Сидмя сидеть? Пелагея! Авдонька! Бураки вон сурепкой затянуло, а вы тут жени
мнете. Кому сказано! А ну марш все отседова, чтоб глаза мои не видели!
- Да ить как робить, ничего не знаючи? Руки отпадают. У тебя там,
Прохор Ваныч, телефон в кабинете. Можа, чего слыхать...
- А чего слыхать? Ничего не слыхать. Отражают пока, отбиваются.
- Ты бы спросил в трубку-то. Живем, как в мешке завязаны.
- Об чем, об чем спрашивать-то?
- Да какая она будет война - большая аль маленькая? Будут ли еще
мужиков забирать ай нет? Нам бы хочь об этом узнать. А то думки изгложут.

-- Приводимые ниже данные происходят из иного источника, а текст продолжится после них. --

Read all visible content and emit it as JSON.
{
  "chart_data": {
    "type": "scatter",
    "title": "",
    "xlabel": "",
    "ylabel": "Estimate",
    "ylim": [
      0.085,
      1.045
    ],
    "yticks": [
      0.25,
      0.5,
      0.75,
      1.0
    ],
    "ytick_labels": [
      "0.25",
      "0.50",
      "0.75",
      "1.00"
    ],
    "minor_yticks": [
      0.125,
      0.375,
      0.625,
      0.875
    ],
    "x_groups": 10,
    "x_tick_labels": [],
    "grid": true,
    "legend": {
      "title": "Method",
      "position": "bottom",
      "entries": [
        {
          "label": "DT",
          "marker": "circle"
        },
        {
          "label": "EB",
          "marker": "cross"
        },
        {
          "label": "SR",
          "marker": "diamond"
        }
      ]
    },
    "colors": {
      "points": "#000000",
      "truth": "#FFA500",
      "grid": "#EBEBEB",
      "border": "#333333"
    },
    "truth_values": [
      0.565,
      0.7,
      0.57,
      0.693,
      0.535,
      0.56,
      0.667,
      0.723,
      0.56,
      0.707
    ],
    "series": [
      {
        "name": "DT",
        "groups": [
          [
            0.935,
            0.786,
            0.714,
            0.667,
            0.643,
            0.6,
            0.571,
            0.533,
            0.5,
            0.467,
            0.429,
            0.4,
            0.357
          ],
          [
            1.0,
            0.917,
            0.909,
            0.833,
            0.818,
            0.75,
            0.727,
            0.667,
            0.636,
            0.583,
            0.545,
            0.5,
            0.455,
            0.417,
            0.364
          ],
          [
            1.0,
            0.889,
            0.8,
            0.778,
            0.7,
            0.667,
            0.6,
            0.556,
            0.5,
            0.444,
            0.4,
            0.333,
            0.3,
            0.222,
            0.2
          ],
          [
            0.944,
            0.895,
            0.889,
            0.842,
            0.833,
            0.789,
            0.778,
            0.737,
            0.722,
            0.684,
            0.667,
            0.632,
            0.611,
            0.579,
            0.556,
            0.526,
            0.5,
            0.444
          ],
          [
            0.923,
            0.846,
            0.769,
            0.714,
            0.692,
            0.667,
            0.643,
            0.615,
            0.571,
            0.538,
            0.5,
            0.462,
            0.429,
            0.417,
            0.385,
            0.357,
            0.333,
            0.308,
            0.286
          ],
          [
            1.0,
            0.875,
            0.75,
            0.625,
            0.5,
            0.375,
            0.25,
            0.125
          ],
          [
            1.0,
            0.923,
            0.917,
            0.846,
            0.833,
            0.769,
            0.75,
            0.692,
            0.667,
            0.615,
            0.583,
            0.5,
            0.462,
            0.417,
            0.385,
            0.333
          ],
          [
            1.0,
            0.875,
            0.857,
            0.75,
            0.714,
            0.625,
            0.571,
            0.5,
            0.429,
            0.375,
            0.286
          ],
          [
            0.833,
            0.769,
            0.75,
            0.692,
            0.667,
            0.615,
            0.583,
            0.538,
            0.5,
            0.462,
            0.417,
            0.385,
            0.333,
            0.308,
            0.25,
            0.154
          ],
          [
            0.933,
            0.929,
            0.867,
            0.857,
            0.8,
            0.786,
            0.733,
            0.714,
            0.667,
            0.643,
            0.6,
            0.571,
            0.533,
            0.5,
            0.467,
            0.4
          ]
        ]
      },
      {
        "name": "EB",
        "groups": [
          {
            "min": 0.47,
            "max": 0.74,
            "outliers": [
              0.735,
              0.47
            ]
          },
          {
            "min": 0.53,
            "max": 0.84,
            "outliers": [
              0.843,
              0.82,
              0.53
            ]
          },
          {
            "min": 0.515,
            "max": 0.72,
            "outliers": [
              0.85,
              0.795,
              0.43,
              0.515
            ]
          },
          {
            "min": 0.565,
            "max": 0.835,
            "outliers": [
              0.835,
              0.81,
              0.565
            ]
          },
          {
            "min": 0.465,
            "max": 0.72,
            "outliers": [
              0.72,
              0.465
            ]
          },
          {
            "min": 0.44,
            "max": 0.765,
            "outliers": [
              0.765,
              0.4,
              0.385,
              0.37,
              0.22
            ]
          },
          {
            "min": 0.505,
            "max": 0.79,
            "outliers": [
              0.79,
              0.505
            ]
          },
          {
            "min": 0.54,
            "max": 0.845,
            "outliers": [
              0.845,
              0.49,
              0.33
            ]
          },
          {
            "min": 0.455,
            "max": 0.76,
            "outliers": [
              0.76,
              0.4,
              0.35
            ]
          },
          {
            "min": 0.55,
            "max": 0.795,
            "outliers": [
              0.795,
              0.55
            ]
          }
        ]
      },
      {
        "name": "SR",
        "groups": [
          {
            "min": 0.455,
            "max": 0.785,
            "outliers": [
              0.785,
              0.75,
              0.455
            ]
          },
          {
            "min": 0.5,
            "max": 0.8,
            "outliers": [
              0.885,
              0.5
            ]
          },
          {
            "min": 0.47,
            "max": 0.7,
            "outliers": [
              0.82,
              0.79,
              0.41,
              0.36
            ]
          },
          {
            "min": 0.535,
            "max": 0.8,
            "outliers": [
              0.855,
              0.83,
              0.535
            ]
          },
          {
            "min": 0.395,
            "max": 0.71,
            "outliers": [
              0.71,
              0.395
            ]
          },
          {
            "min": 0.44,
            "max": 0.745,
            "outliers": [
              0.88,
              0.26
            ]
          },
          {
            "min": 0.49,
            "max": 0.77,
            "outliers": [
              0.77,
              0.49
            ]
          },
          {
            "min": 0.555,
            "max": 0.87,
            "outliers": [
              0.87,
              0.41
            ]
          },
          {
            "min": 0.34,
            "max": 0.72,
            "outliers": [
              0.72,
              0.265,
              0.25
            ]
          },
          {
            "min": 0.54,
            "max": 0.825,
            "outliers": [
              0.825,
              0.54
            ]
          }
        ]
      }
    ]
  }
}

- Ничего этого я не ведаю - большая или маленькая. Нету у меня такого
аршину. А какая она б ни была, нечего сидеть. Вон солнце уже где, в колодезь
скоро заглянет, а вы досе тут, понимаешь. Вот счас перепишу всех, потом не
обижайтеся: "Нехорош Прохор Ваныч". Совсем разболтались, понимаешь.

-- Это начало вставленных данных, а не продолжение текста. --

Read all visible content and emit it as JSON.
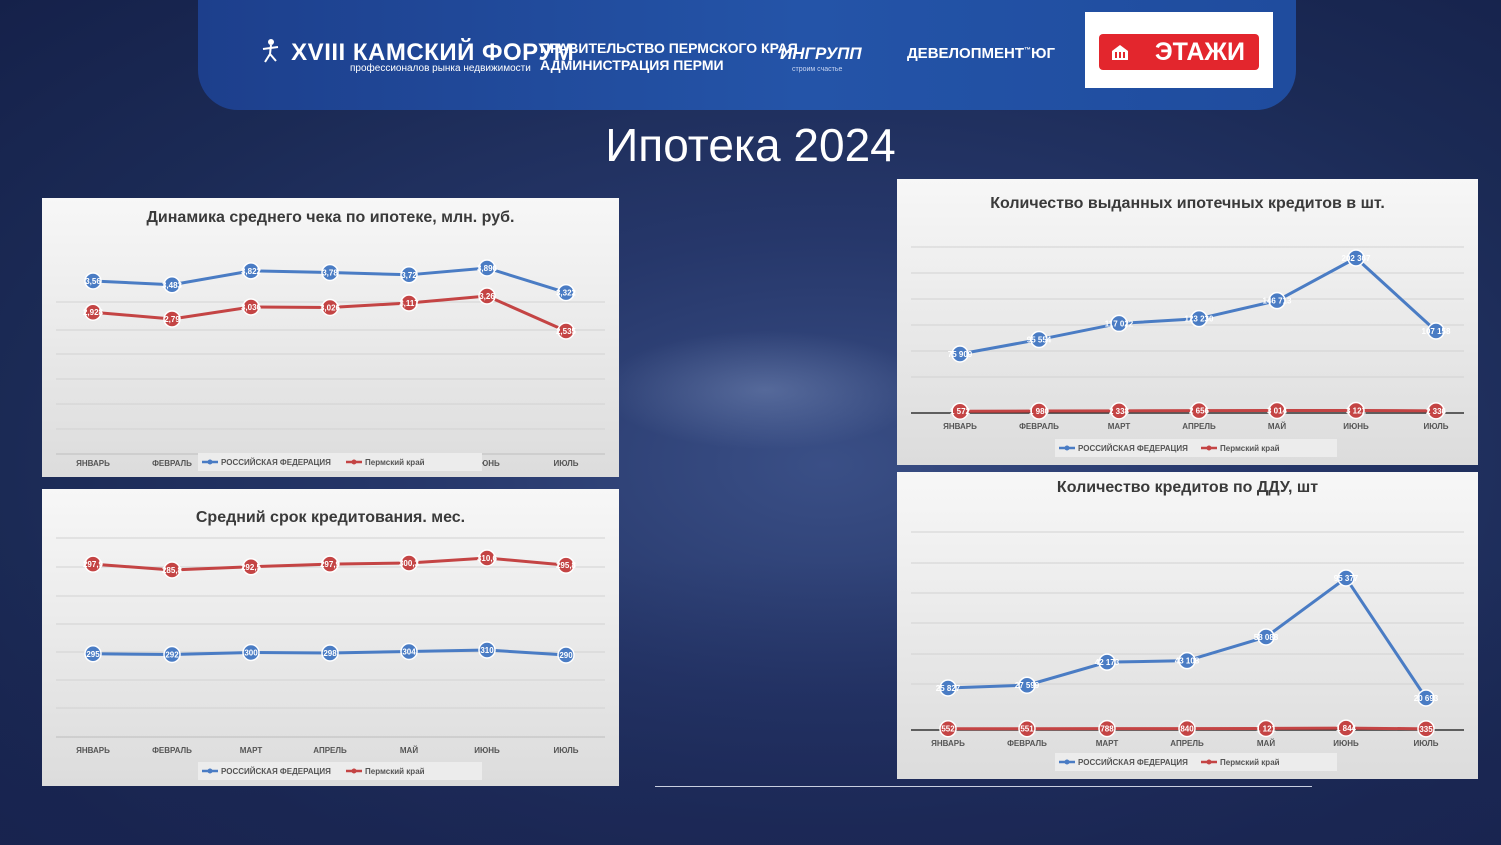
{
  "header": {
    "forum_title": "XVIII КАМСКИЙ ФОРУМ",
    "forum_subtitle": "профессионалов рынка недвижимости",
    "gov_line1": "ПРАВИТЕЛЬСТВО ПЕРМСКОГО КРАЯ",
    "gov_line2": "АДМИНИСТРАЦИЯ ПЕРМИ",
    "ingroup": "ИНГРУПП",
    "ingroup_sub": "строим счастье",
    "develop": "ДЕВЕЛОПМЕНТ",
    "develop_tm": "™",
    "develop_suffix": "ЮГ",
    "etazhi": "ЭТАЖИ"
  },
  "page_title": "Ипотека 2024",
  "colors": {
    "rf": "#4a7cc4",
    "perm": "#c44444",
    "header": "#2454a8"
  },
  "chart_data": [
    {
      "type": "line",
      "title": "Динамика среднего чека по ипотеке, млн. руб.",
      "categories": [
        "ЯНВАРЬ",
        "ФЕВРАЛЬ",
        "",
        "",
        "",
        "ИЮНЬ",
        "ИЮЛЬ"
      ],
      "series": [
        {
          "name": "РОССИЙСКАЯ ФЕДЕРАЦИЯ",
          "values": [
            3.56,
            3.483,
            3.822,
            3.78,
            3.72,
            3.896,
            3.322
          ],
          "labels": [
            "3,56",
            "3,483",
            "3,822",
            "3,78",
            "3,72",
            "3,896",
            "3,322"
          ]
        },
        {
          "name": "Пермский край",
          "values": [
            2.928,
            2.79,
            3.036,
            3.026,
            3.117,
            3.26,
            2.535
          ],
          "labels": [
            "2,928",
            "2,79",
            "3,036",
            "3,026",
            "3,117",
            "3,26",
            "2,535"
          ]
        }
      ],
      "ylim": [
        0,
        5
      ],
      "grid": true,
      "legend": "bottom"
    },
    {
      "type": "line",
      "title": "Количество выданных ипотечных кредитов в шт.",
      "categories": [
        "ЯНВАРЬ",
        "ФЕВРАЛЬ",
        "МАРТ",
        "АПРЕЛЬ",
        "МАЙ",
        "ИЮНЬ",
        "ИЮЛЬ"
      ],
      "series": [
        {
          "name": "РОССИЙСКАЯ ФЕДЕРАЦИЯ",
          "values": [
            75909,
            95554,
            117022,
            123230,
            146713,
            202367,
            107158
          ],
          "labels": [
            "75 909",
            "95 554",
            "117 022",
            "123 230",
            "146 713",
            "202 367",
            "107 158"
          ]
        },
        {
          "name": "Пермский край",
          "values": [
            1572,
            1980,
            2338,
            2656,
            3014,
            3121,
            2336
          ],
          "labels": [
            "1 572",
            "1 980",
            "2 338",
            "2 656",
            "3 014",
            "3 121",
            "2 336"
          ]
        }
      ],
      "ylim": [
        0,
        250000
      ],
      "grid": true,
      "legend": "bottom"
    },
    {
      "type": "line",
      "title": "Средний срок кредитования. мес.",
      "categories": [
        "ЯНВАРЬ",
        "ФЕВРАЛЬ",
        "МАРТ",
        "АПРЕЛЬ",
        "МАЙ",
        "ИЮНЬ",
        "ИЮЛЬ"
      ],
      "series": [
        {
          "name": "РОССИЙСКАЯ ФЕДЕРАЦИЯ",
          "values": [
            295,
            292,
            300,
            298,
            304,
            310,
            290
          ],
          "labels": [
            "295",
            "292",
            "300",
            "298",
            "304",
            "310",
            "290"
          ]
        },
        {
          "name": "Пермский край",
          "values": [
            297.9,
            285.8,
            292.5,
            297.9,
            300.3,
            310.6,
            295.8
          ],
          "labels": [
            "297,9",
            "285,8",
            "292,5",
            "297,9",
            "300,3",
            "310,6",
            "295,8"
          ]
        }
      ],
      "grid": true,
      "legend": "bottom"
    },
    {
      "type": "line",
      "title": "Количество кредитов по ДДУ, шт",
      "categories": [
        "ЯНВАРЬ",
        "ФЕВРАЛЬ",
        "МАРТ",
        "АПРЕЛЬ",
        "МАЙ",
        "ИЮНЬ",
        "ИЮЛЬ"
      ],
      "series": [
        {
          "name": "РОССИЙСКАЯ ФЕДЕРАЦИЯ",
          "values": [
            25827,
            27599,
            42173,
            43108,
            58088,
            95377,
            20693
          ],
          "labels": [
            "25 827",
            "27 599",
            "42 173",
            "43 108",
            "58 088",
            "95 377",
            "20 693"
          ]
        },
        {
          "name": "Пермский край",
          "values": [
            552,
            551,
            788,
            840,
            1121,
            1844,
            335
          ],
          "labels": [
            "552",
            "551",
            "788",
            "840",
            "1 121",
            "1 844",
            "335"
          ]
        }
      ],
      "ylim": [
        0,
        120000
      ],
      "grid": true,
      "legend": "bottom"
    }
  ]
}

Касьян, возвращаясь с ночного дежурства, тоже захаживал в контору
послушать, чего говорят. Не было хуже этой вот неопределенности. Куда б
легче, кабы знать наверняка, так или этак, возьмут или не возьмут. Но никто
этого наперед сказать не мог, и он, придя домой, не находил себе места, а уж
о деле каком и вовсе в голову не шло. Вот и погреб надо бы почистить,
подкрепить на зиму, да все как-то не мог обороть себя. Если днями возьмут,
то и затеваться с погребом нечего: только зря растревожишь, разворотишь
старье, оно - тронь, дак и в две недели не уберешься. Было с ним такое,
будто подвесили его поперек живота и никак не дотянуться до дела руками или
ногами стать. Бесцельно бродил он по двору, в городчике среди гряд, все
тянулся куда-то слухом, и тесно ему стало подворье, давило плетневой
городьбой, так бы взял и разгородил напрочь, напустил воздуху. А то сядет у
окна, и будто нет его, просидит безгласно до самых поздних сумерек. И Натаха
старалась не докучать ему, ни в чем не перечить. Висела в амбаре сумочка с
нарубленным самосадом, полез давеча, а там одна нюхательная пыль. И сам
удивился, когда успел пожечь, выпустить дымом этакую прорву табачища.
Тем же днем, уже под вечер, посланный малец передал Касьяну, будто
велено явиться в контору, не мешкая, по важному делу. Не успел и
расспросить, какое дело, как парнишка тут же улепетнул, засверкал пятками.
Касьян, встревожась, не стал дохлебывать поданные Натахой щи, а, утершись
ладонью, цапнул с гвоздя картуз.
- Доешь, успеется,- сказала Натаха, сама насторожась.- Поди, не тебя
одного кличут.
Но Касьян, уже не слыша жены, взятый тревогой, вышагнул в сени.